There have been peace marches, and reclaim the night marches, because it is that thing that we all fear, a woman walking alone, randomly taken from the streets, and it’s really divided a lot of women. Because there have been those who have said, “don’t blame the victim, we need to be free to walk the streets at any time, it’s men who need to be taught not to rape and murder.”
And of course it should never be about victim blaming but I worry about the idea of saying to women “don’t change your behaviour, this is not your problem!”. I feel like that’s saying, ”You should be able to leave your car unlocked with the keys in the ignition, or leave your front door unlocked, and expect nobody to burgle you.”
C: Yes. It’s on that basis that I don’t wear high heels – other than I can’t walk in them – because when I’m lying in bed at night with my husband, I know there’s a woman coming who I could rape and murder, because I can hear her coming up the street in high heels, clack-clack -clack. And I can hear she’s on her own, I can hear what speed she’s coming at, I could plan where to stand to grab her or an ambush. And every time I hear her I think, “Fuck, you’re just alerting every fucking nutter to where you are now. And [that it’s a concern] that’s not right.
Society should be different. But while we’re waiting for society to change, there’s just certain things you have to do. But again the thing is, so many things you could do instead are predicated on having money. She could come out of a nightclub and get into a taxi, that would be the right thing to do.
No billionaire heiresses are ever abducted and raped and murdered, because they are just being put into a taxi or have their driver waiting around a corner for them.
Oh, Caitlin, you ignorant prat, you.
First, Patty Hearst is an heiress who was abducted and raped and forced to commit armed robbery, so go learn some history and stop talking out of your lower back orifice.
Second, I lived in the UK. British women are no more and no less liberated than American women.

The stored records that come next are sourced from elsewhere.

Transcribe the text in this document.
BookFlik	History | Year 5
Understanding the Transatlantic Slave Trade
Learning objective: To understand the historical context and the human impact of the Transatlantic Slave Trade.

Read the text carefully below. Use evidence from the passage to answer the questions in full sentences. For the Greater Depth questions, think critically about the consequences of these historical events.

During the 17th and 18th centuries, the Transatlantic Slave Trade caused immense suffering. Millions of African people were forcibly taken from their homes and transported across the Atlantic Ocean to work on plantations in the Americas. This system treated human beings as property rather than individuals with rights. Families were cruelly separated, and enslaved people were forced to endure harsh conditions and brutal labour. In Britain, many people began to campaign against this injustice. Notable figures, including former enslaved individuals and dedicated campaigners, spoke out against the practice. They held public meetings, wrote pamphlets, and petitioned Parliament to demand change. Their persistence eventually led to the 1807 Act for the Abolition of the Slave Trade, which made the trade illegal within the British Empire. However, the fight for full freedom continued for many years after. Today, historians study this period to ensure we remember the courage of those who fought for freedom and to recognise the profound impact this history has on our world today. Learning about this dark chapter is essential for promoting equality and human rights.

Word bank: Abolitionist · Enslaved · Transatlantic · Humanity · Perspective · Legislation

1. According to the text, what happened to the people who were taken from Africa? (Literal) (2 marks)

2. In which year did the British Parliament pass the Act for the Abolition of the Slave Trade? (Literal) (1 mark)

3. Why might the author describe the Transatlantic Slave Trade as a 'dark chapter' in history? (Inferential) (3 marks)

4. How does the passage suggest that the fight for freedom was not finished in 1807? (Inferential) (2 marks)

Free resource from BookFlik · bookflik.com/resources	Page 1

Period. In fact, since the UK is the proud home of Katie Price/Jordan, and turned Jade Goody into a posthumous saint, and worships at the feet of WAGs (wives and girlfriends of football/soccer stars,) and, worst of all, thinks that Victoria Beckham is actually relevant (we kicked her ass to the curb in the States and made her run back to Europe): I rest my case.
"States were all sex is outlawed"?!?!? Oh Moran, you xenophobic moron.
"Policemen don't have guns in the UK" Oh, so those armed men standing outside New Scotland Yard that I passed every day on my way to Tube were holding toy assault rifles?
"They kill you for saying vagina" Oh, poor Eve Ensler! Has her family been informed of her demise?
Oh, and let's not start with Moron's - I mean, Moran's victim blaming. I know far too many rape and assault victims who were attacked while wearing flat soled shoes; who were attacked in their beds; who were attacked while running in broad daylight in a "safe" neighborhood. I myself was surrounded by a group of drunk Champagne Charlies who tried to scare and intimidate me at 8 o'clock in the morning on Charing Cross Road; I wore rubber-soled shoes, a bulky leather coat and no make-up. (Funny, the only time I've been scared for my person has been in London, despite living in several US cities with worse reputations.)
But no, according to Moran, the only women who get raped are those who "deserve" it by dressing and acting a certain way.
In other words, ragey, ragey eyeball stabby. If Moran had an ethical bone in her body (which I doubt) she would donate every pence of her royalties to rape helplines and battered women shelters, to counteract just an ounce of the BS she peddles.